Congratulations! You have a GitHub repository to share your code from!

Link the repositories

In git terminology, the current state of your code is the head of a branch. By default, the initial commit is called the 'master' branch. You can make other local branches, and probably should to try out new features. You can also make remote branches. At this point, your new GitHub repository is essentially an empty remote branch. By custom, this branch will be referred to as 'origin'. To point git to it, type (on one line), with your appropriate username and project title:

$git remote add origin https://github.com/username/project.git

This command translates roughly as "Dear git; Please be so kind as to add a connection to a remote repository. I will be referring to the remote repository as 'origin' in our future correspondence. It can be found at https://...... Thank you for your kind assistance in this matter. Sincerely, yours truly, esq."

Upload your code

Ok, ok, there is no upload on GitHub, but it is payoff time. Once you have a local repository linked to a remote repository, you can just push the code from one to the other.

$ git push -u origin master

Translation: "Dear git; Please push the recent changes I committed to my local repository, known as master, into the remote repository known as origin.

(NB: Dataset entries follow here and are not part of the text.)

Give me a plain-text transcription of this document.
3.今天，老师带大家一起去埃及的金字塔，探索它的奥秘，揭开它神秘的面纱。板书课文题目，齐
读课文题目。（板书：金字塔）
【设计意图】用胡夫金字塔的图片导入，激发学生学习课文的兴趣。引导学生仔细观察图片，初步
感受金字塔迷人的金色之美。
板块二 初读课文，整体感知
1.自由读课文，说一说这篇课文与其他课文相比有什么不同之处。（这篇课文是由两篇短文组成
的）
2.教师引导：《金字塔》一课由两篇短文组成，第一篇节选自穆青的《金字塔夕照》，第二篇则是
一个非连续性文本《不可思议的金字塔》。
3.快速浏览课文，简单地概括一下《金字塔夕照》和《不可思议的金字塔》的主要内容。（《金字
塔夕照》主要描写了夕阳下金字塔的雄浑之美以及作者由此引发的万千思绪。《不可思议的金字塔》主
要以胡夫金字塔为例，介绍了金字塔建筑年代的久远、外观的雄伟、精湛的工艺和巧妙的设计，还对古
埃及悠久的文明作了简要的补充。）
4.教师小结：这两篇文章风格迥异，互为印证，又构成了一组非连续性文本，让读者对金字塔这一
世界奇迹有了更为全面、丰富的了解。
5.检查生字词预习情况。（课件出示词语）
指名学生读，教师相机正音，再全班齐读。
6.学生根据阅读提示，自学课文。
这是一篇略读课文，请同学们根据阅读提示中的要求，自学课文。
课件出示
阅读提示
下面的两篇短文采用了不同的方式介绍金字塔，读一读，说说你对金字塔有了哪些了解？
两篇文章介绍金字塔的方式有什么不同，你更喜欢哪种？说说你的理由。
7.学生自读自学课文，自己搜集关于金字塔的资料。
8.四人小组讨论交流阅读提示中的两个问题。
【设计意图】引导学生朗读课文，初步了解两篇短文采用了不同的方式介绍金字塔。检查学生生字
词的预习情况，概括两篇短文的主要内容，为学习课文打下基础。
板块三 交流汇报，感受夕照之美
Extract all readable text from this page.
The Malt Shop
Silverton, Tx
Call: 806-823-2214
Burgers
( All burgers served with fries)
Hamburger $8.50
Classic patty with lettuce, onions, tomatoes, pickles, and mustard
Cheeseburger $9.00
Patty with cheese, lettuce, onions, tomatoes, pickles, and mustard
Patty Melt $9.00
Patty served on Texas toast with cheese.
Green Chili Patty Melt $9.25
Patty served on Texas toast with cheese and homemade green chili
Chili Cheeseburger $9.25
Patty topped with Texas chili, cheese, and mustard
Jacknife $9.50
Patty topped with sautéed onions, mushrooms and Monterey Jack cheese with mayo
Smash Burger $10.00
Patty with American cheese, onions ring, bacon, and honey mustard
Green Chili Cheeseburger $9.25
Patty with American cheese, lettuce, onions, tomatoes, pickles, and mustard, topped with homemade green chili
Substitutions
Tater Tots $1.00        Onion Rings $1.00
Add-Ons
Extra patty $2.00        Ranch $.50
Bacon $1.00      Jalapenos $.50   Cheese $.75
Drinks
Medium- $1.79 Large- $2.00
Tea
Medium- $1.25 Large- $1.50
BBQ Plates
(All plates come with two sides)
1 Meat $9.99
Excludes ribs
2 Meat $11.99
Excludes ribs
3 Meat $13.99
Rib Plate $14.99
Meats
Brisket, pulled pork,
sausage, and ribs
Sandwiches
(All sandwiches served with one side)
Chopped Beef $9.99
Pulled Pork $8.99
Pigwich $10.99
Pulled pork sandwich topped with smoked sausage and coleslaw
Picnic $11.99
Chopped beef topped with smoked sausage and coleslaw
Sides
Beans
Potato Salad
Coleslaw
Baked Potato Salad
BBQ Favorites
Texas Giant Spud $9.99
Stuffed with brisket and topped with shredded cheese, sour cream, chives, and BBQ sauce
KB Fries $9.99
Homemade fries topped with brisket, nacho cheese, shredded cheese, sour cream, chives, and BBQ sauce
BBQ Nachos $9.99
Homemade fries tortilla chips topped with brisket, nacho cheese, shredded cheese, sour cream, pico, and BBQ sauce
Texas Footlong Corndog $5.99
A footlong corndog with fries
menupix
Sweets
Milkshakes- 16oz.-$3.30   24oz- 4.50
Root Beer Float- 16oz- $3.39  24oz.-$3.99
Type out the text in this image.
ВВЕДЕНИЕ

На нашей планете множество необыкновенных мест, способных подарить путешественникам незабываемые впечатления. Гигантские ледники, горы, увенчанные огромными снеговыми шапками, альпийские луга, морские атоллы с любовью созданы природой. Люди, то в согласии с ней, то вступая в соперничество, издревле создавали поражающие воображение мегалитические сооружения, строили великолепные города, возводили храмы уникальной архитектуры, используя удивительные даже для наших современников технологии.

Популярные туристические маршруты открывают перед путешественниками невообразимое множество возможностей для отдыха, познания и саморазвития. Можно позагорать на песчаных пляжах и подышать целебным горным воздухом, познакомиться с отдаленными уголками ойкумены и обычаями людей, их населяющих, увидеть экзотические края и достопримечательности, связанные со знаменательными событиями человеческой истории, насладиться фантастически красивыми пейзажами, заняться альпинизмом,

Also, please be aware that I'd like this to be the default remote repository, sometimes referred to as 'upstream'. Thank you again for your kind assistance. I am forever in your debt. Sincerely, Yours truly, esq. and, etc."

Success!!! You have now successfully pushed your code to GitHub.

Or at least I hope you were successful. If not, if you've tried to follow this post and the directions at GitHub and you still feel lost, there is more help out there. Many universities are running Software Carpentry bootcamps to help students and faculty develop more professional programming skills. The skills taught aim to improve software collaboration and impart the skills needed to carry out reproducible research. Two key tools they teach are version control with git and collaboration via GitHub.
Live long and collaborate!